The woman ran a hand through her dark hair.

“I found the soul crafter woman likely a day or two after she’d slipped and fallen down a steep cliff near the ledges.

She was fading but pleaded for me to hear her, to vow something with her.

She told me of a daughter who lived with her traitorous husband.

She told me of the soul vow which bound her to silence regarding his desires.

In exchange, he could never kill their girl.

I wouldn’t make promises to her I could not keep.

I could not promise to protect her girl, for I hardly knew the land, hardly knew much about your realms.” Keela hesitated.

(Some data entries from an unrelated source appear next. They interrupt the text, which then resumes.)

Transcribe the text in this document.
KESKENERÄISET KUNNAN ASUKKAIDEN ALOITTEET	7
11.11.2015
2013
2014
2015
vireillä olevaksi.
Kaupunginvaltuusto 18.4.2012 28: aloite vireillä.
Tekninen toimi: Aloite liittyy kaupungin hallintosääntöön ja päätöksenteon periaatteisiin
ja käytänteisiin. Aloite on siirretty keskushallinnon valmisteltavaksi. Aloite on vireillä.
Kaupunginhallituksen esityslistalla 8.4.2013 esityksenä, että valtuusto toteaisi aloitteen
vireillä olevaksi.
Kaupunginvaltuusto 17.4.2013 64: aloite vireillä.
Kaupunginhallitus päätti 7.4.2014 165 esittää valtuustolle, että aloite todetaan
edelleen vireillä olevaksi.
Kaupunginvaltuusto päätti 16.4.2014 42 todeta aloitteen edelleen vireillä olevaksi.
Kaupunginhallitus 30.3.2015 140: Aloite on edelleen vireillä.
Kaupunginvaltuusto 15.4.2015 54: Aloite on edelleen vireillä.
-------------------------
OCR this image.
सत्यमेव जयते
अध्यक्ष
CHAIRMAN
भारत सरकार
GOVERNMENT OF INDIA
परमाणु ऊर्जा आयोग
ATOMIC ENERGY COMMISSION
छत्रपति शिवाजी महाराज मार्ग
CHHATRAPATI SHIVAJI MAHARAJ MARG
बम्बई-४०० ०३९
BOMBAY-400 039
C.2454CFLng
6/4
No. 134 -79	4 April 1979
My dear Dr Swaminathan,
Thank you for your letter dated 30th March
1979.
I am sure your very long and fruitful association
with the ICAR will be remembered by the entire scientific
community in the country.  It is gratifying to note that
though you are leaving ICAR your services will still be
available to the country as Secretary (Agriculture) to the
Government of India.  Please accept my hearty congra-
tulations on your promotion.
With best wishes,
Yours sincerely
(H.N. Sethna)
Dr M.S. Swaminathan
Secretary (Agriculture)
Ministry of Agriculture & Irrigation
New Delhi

“But I am glad to offer aid to her girl now.”

Emi’s shoulders shook with silent tears. Roark’s jaw was clenched so tightly, I thought he might crack a tooth. I pressed a hand to his shoulder, trying to soothe the vicious soul beneath his skin, and gave a somber look at Emi.

To know her mother might’ve been tossed out without a word, all to save Emi from Virki’s madness, was a horror no daughter should need to shoulder. Virki had harmed Emi, brutalized her, but he’d never killed her. He couldn’t kill her.

How I wanted to kill him.

“After her banishment, it is clear he turned his actions against his brother like a viper waiting to strike,” Gammal said.

“It was Virki’s word that convinced Vishon the only way to protect the souls of the fallen was through a deledan rite,” Auki said, low and broken.

Damn the gods. Slowly, Virki had destroyed his brother under the guise of strategy. He’d left Vishon divided, likely convinced that his bond with Elisabet would fade.

What might’ve happened if the queen had not been devious in her own right, if Roark’s mother had been unable to speak to her king, soul to soul?

Roark shot to his feet, his gestures frantic enough that I had to repeat his words for the others to understand. He wanted a crown? He wanted to usurp my father?

A shadow crossed Gammal’s features. “It was a planned betrayal that does not end there, dark soul. The firstborn prince of souls was the one who passed word for any traces of the lost melder daughter. He sent word to us regarding the moves of Jorvans and Fadey. After that first peace meet, he found his heart in our lands, you see.”

“Prince Nivek?” Gunter eyed Roark. “He did go on those trade journeys a lot. Remember, we always begged him to take us?”